The conversation is still dominated by semiconductors — by NVIDIA earnings calls, AMD product launches, and who has the fastest chip.
But the money is telling a different story. And the numbers behind it are large enough to change how you think about positioning in this market.
For example: A company that makes cooling systems for data centers has outperformed NVIDIA by a ratio of 4 to 1 over the past six months.
Vertiv Holdings returned 94% vs NVIDIA’s 14.89% year to date (as of 5/28/26). Is the market starting to refocus its AI trade on infrastructure over tech?
Don’t Ignore the Buildout
The five largest hyperscalers — Amazon, Alphabet, Microsoft, Meta, and Oracle — are guiding toward a combined $635 billion to $690 billion in capital expenditure for 2026.

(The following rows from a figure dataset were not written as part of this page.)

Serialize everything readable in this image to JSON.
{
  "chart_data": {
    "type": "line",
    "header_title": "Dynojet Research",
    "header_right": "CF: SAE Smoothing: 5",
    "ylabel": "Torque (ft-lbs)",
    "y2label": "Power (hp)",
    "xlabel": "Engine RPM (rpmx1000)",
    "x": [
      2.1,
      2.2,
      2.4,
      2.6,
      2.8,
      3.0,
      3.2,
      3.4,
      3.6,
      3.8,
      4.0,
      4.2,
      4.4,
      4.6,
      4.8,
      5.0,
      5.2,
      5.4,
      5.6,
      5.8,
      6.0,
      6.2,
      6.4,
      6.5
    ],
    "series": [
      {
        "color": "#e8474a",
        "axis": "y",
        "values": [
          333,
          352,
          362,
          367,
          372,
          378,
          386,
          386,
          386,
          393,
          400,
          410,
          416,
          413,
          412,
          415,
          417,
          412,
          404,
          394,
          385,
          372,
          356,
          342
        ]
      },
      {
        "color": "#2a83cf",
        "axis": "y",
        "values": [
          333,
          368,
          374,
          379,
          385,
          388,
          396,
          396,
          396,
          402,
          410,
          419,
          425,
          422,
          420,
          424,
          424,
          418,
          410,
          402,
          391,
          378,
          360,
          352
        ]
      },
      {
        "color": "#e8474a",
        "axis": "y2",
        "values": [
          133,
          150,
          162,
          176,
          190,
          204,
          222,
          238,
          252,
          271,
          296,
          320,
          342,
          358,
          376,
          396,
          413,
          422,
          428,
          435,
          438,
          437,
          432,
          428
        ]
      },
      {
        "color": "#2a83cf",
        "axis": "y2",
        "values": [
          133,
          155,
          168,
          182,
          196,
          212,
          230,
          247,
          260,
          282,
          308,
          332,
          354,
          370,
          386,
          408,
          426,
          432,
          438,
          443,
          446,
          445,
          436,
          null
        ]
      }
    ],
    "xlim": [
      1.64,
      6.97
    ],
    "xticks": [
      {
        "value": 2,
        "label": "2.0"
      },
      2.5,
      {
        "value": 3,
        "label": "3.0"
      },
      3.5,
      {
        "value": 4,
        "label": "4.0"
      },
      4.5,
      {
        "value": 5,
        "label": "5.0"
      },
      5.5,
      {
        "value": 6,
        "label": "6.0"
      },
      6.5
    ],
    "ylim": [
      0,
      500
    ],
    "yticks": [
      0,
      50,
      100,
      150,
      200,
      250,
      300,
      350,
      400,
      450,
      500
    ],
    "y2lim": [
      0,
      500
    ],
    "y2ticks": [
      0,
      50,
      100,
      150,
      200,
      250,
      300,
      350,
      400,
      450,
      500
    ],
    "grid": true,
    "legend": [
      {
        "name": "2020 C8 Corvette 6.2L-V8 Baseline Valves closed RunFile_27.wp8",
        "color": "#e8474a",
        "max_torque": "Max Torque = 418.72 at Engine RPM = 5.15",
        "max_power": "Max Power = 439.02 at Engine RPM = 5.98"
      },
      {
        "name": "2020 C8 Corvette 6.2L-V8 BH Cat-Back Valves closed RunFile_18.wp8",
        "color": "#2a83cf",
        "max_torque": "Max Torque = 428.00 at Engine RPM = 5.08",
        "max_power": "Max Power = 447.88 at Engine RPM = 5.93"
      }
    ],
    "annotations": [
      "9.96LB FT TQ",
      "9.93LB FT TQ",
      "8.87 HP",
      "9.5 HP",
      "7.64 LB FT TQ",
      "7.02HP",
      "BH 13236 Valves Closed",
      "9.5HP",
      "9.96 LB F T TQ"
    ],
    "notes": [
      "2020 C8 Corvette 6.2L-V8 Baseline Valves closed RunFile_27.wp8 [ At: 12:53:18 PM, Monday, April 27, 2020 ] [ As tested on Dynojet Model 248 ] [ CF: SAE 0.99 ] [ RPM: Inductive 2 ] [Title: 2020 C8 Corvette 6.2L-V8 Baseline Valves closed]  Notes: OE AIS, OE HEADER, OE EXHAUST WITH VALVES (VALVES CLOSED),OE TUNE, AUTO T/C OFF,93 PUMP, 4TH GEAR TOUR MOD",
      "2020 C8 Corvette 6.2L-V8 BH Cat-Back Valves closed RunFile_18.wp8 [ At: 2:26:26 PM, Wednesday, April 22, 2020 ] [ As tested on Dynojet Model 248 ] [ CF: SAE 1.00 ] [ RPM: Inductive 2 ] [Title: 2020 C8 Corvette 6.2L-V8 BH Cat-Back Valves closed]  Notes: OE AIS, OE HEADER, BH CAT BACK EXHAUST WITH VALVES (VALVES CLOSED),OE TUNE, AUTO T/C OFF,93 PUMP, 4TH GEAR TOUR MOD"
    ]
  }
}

Amazon alone is projecting $200 billion. Alphabet is guiding $175 billion to $185 billion. Meta targets $115 billion to $135 billion. Microsoft is tracking toward $120 billion or more. Oracle is targeting $50 billion.
These are not speculative projections. These are company-issued guidance numbers from earnings calls.
Goldman Sachs estimates AI-focused companies may invest more than $500 billion in infrastructure in 2026 alone. Since that estimate was published, the number has only grown.
The acceleration is staggering:
• 2024: ~$250 billion in combined hyperscaler capex
• 2025: ~$400 billion — the largest single-year step-up in corporate history
• 2026: $635–$690 billion guided — another 60%+ increase
Here is what most semiconductor investors are not thinking about: only about 25% of that spending goes to chips. The other 75% goes to the physical infrastructure — data centers, power systems, cooling equipment, networking hardware, and land.
The GPU is the brain. The data center is the body. And the body costs far more to build.
Source: Goldman Sachs, “Why AI Companies May Invest More than $500 Billion in 2026,” January 2026; Futurum Group, “AI Capex 2026: The $690B Infrastructure Sprint”; Company earnings guidance, Q4 2025 and Q1 2026 earnings calls.